Cela se voit déjà dans Day of Anger, l'un de ses sommets. Le film met en scène l'apprentissage viril, le ressentiment social, la fabrication d'une posture de puissance, mais avec un sens très précis de l'ambivalence. Valerii ne filme pas l'ascension comme pur accomplissement. Il y glisse une critique de la brutalité imitée, de la fascination pour le modèle masculin dominateur. C'est un western d'éducation empoisonnée, où le prestige du tueur expérimenté contient déjà sa part de faillite morale.
Cette capacité à travailler l'intérieur idéologique du genre donne à Valerii une place importante dans le cinéma populaire italien. Il est moins flamboyant que Leone, moins halluciné que certains contemporains, moins porté aussi vers l'abstraction mythique. En revanche, il possède un sens remarquable de l'équilibre entre efficacité narrative et nuance de tonalité. Ses films avancent fermement, mais sans rigidité. Ils savent accueillir l'humour, la lassitude, la cruauté, parfois même une sorte de tristesse crépusculaire qui annonce la disparition prochaine du genre comme grande force industrielle.
Valerii a d'ailleurs montré, au-delà du western, une capacité réelle à naviguer dans le cinéma de genre italien, du thriller au film historique. Mais c'est dans l'Ouest imaginaire qu'il a trouvé sa véritable zone d'expression. Il y travaille la légende comme matière déjà usée, déjà racontée trop souvent, qu'il faut pourtant faire vibrer encore. Cette conscience tardive du genre le rend précieux pour comprendre ce qu'a été la phase réflexive du western spaghetti.

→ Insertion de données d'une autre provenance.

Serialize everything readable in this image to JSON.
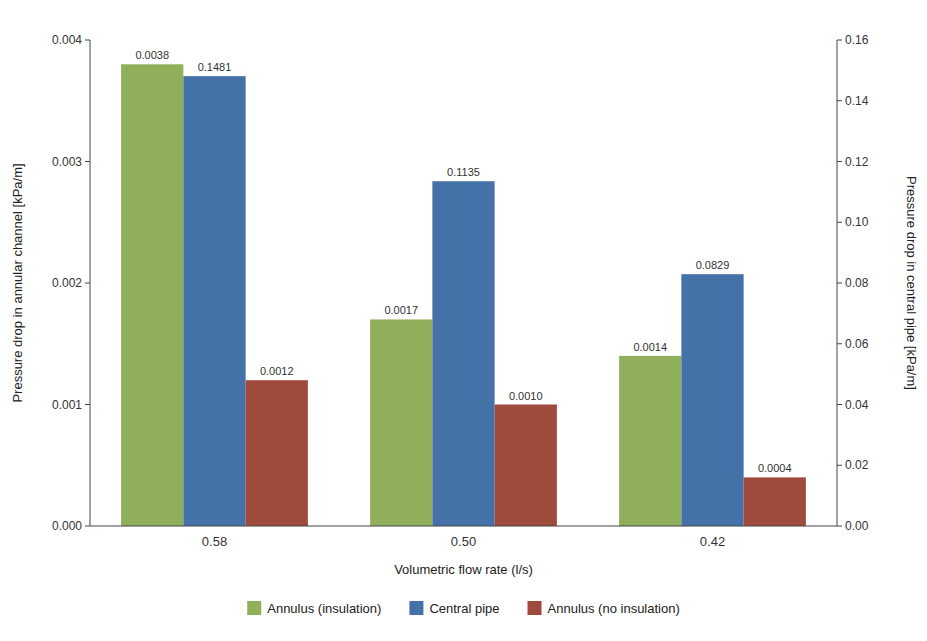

Sa présence dans les espaces de festival et dans la redécouverte critique internationale s'explique largement par cette qualité. Tonino Valerii n'est pas seulement un nom de complément dans l'histoire italienne. Il est l'un des metteurs en scène qui ont permis au genre de se regarder lui-même sans perdre le sens du spectacle. C'est un exploit plus rare qu'il n'y paraît. Beaucoup de films tardifs deviennent soit nostalgiques, soit cyniques. Valerii, lui, garde le goût de l'action tout en laissant affleurer le sentiment d'une époque finissante.
Il faut voir en lui un cinéaste du seuil : seuil entre sérieux et parodie, entre jeunesse et vieillissement du mythe, entre le professionnel efficace et l'auteur plus inquiet qu'on ne l'admet. Son œuvre rappelle que les genres populaires ne meurent pas d'un coup. Ils passent par des zones de reprise, de commentaire, d'usure fertile. Valerii a excellé dans cette zone.
Dans l'histoire du western européen, son cinéma demeure essentiel pour une raison simple : il sait que la légende ne vaut plus tout à fait, mais il continue malgré tout à la filmer. De cette contradiction naît une émotion particulière, un mélange de bravade, de distance et de regret, qui porte certains de ses films à une vraie grandeur mélancolique.